With regard to the first disciplinary action in May 2006, when a plaintiff brings an action under § 1983 for procedural due process violations, he must show that the state deprived him of a constitutionally protected interest in "life, liberty, or property" without due process of law. Zinermon v. Burch, 494 U.S. 113, 125 (1990). An inmate has a due process liberty interest only if the conditions of his or her confinement impose "atypical and significant relation to the ordinary incidents of prison life." Sandin v. Conner, 515 U.S. 472, 484 (1995). The Seventh Circuit Court of Appeals has adopted an extremely stringent interpretation of Sandin. In this Circuit, a prisoner in disciplinary segregation at a state prison has a liberty interest in remaining in the general prison population only if the conditions under which he or she is confined are substantially more restrictive than administrative segregation at the most secure prison in that state. Wagner v. Hanks, 128 F.3d 1173, 1175 (7th Cir. 1997). If the inmate is housed at the most restrictive prison in the state, he or she must show that disciplinary segregation there is substantially more restrictive than administrative segregation at that prison. Id. In the view of the Seventh Circuit Court of Appeals, after Sandin "the right to litigate disciplinary confinements has become vanishingly small." Id. Indeed, "when the entire sanction is confinement in disciplinary segregation for a period that does not exceed the remaining term of the prisoner's incarceration, it is difficult to see how after Sandin it can be made the basis of a suit complaining about a deprivation of liberty." Id.
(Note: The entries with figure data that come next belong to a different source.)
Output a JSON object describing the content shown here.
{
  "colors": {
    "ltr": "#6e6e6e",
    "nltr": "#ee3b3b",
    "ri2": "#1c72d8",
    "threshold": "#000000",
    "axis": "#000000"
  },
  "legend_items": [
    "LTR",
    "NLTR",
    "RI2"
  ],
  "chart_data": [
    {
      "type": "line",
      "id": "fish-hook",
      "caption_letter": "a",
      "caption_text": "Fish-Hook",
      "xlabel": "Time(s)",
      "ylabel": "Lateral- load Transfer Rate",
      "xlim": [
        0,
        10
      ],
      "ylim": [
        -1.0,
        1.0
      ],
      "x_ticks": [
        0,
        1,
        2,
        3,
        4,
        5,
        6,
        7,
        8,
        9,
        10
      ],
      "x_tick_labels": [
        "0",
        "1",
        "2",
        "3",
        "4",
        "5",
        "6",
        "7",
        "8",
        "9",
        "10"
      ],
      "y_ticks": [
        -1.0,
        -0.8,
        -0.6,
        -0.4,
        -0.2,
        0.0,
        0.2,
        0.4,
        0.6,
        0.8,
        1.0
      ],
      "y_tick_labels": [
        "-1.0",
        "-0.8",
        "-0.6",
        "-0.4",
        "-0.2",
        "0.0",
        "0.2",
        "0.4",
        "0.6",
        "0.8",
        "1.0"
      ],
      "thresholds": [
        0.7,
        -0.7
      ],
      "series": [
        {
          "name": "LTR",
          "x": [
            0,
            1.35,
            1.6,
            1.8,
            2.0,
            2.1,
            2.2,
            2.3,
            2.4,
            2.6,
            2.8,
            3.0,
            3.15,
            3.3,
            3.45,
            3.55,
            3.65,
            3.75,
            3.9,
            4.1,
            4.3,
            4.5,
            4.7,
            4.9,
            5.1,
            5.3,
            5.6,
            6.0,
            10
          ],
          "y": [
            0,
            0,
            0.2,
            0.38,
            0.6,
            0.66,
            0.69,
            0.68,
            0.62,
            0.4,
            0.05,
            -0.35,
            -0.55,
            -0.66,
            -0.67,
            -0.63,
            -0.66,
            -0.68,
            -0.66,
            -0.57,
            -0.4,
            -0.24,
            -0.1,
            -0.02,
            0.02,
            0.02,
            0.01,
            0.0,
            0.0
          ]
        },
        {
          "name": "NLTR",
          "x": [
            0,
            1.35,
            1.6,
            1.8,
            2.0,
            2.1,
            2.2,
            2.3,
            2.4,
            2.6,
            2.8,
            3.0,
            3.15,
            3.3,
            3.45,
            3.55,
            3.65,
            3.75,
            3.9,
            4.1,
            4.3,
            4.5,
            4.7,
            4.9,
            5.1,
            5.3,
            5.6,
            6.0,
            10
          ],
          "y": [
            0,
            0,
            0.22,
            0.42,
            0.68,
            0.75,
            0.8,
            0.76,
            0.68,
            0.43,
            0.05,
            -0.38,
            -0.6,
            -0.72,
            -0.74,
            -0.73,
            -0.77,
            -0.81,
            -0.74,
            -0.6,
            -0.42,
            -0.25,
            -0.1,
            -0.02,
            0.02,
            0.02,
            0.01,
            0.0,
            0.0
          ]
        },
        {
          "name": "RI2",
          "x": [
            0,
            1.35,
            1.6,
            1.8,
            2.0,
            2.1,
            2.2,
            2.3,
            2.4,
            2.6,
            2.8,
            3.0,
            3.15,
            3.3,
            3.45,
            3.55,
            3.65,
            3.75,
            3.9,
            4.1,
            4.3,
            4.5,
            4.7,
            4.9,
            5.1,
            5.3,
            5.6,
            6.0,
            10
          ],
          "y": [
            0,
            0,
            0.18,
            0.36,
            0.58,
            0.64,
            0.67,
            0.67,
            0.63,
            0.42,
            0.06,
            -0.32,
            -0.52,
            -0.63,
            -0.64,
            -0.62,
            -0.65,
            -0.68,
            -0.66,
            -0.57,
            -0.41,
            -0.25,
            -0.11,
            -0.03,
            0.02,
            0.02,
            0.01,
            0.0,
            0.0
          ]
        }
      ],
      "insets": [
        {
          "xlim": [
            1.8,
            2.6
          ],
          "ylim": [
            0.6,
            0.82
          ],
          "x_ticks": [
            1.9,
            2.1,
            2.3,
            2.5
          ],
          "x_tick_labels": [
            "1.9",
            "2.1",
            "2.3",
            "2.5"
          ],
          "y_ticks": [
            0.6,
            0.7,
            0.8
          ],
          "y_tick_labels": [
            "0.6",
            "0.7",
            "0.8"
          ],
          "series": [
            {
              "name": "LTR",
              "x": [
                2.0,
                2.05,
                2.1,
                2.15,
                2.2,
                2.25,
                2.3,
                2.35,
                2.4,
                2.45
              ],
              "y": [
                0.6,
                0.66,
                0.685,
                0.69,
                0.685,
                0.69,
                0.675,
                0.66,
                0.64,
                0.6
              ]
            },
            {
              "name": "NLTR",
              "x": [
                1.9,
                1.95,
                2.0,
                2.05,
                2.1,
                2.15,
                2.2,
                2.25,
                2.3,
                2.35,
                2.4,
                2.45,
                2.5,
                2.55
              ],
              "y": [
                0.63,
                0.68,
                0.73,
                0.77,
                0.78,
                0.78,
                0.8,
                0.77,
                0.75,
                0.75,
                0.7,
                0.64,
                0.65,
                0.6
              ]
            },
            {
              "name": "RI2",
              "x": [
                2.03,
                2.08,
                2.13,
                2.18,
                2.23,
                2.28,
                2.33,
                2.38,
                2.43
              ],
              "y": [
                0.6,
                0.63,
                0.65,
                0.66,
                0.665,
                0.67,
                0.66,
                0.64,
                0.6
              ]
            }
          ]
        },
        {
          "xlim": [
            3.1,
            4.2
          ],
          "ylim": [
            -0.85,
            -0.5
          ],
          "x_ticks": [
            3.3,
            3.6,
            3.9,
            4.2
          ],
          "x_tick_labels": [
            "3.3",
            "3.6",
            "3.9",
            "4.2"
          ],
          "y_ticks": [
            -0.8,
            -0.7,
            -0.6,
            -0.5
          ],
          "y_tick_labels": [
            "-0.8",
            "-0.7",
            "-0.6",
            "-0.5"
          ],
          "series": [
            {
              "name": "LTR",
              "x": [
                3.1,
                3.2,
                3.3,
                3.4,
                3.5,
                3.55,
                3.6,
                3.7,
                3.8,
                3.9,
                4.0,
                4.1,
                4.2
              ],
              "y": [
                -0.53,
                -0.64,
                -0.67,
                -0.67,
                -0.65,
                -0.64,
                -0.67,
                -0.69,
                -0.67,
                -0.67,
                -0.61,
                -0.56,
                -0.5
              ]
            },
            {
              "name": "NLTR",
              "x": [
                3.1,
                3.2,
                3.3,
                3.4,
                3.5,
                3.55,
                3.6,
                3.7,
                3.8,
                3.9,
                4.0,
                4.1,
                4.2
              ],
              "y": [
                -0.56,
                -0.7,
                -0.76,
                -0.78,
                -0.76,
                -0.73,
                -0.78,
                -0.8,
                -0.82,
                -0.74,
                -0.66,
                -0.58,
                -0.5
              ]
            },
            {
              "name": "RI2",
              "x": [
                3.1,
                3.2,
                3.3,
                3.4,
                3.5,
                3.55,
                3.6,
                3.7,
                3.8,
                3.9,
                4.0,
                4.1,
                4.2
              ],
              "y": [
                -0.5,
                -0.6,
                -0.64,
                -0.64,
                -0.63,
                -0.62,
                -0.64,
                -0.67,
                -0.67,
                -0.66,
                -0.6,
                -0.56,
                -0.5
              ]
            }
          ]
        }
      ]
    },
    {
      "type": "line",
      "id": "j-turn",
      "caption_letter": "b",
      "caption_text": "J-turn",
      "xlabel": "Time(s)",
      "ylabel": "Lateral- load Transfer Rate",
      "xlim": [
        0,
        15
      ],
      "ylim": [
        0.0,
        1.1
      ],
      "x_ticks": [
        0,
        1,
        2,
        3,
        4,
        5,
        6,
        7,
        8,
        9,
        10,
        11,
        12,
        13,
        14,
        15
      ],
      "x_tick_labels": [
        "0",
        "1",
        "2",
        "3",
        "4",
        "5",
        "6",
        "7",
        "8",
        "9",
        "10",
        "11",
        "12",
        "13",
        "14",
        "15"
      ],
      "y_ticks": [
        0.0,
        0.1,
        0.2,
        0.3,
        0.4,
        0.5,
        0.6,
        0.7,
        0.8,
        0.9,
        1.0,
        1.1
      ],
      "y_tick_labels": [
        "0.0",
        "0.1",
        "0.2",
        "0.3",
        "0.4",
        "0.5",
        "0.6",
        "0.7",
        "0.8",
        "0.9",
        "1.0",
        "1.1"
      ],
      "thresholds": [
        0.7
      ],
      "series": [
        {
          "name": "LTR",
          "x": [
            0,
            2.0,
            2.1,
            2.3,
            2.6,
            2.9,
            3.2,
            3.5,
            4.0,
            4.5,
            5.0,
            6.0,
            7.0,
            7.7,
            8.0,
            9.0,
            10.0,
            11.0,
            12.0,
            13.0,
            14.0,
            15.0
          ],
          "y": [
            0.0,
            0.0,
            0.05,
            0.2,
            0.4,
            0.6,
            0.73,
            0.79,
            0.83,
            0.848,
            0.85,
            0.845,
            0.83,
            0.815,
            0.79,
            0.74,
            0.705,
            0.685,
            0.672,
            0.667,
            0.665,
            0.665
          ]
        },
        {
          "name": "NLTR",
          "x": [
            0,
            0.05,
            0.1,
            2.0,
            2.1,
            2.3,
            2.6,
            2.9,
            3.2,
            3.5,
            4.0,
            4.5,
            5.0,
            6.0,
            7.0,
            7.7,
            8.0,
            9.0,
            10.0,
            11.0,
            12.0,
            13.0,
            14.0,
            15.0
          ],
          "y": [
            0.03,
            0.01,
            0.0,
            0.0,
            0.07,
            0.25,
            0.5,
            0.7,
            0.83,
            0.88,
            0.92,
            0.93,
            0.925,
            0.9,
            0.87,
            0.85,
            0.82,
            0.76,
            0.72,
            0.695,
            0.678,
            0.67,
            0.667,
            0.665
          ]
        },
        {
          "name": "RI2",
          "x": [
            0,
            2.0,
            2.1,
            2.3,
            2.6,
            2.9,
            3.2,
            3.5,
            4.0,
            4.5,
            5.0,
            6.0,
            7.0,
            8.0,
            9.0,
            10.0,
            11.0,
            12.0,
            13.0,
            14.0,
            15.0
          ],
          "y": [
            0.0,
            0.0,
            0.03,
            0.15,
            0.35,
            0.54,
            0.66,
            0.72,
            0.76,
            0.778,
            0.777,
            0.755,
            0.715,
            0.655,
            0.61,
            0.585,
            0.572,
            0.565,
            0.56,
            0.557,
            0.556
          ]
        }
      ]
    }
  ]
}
A loss of good conduct credit, however, does implicate a liberty interest because such a loss potentially affects the length of Plaintiff's sentence. With respect to the first conduct violation in May 2006, Plaintiff claims that he was deprived of good time credit. Plaintiff, however, alleges procedural defects so serious that, if established, would necessarily imply the invalidity of the deprivation of good time credits. As such, Plaintiff's § 1983 claim for damages based on these defects is not cognizable until the disciplinary action is overturned in an appropriate proceeding. See Edwards v. Balisok, 520 U.S. 641, 647 (1997): Lusz v. Scott, 126 F.3d 1018, 1021-22 (7th Cir. 1997). The proper method for challenging the revocation of good time credit is habeas corpus, but only after Plaintiff has exhausted his remedies through the Illinois state courts. See, e.g., Heck v. Humphrey, 512 U.S. 477, 480-81 (1994). The Illinois courts have recognized mandamus as an appropriate remedy to compel prison officials to award sentence credit to a prisoner. See Turner-El v. West, 811 N.E.2d 728, 733 (Ill. Ct. App. 2004) (citing Taylor v. Franzen, 417 N.E.2d 242, 247, aff'd on reh'g, 420 N.E.2d 1203 (Ill. Ct. App. 1981)). The State of Illinois must first be afforded an opportunity, in a mandamus action pursuant to 735 ILCS 5/14-101 et seq. to consider the merits of Plaintiff's due process claim. Accordingly, plaintiff's due process claim is dismissed without prejudice to Plaintiff bringing his claims in a properly filed habeas corpus action, but only after he has exhausted his state court remedies.

In summary, Plaintiff's complaint does not survive review under § 1915A. Accordingly, this action is DISMISSED without prejudice, and the Clerk of Court is DIRECTED to close this case.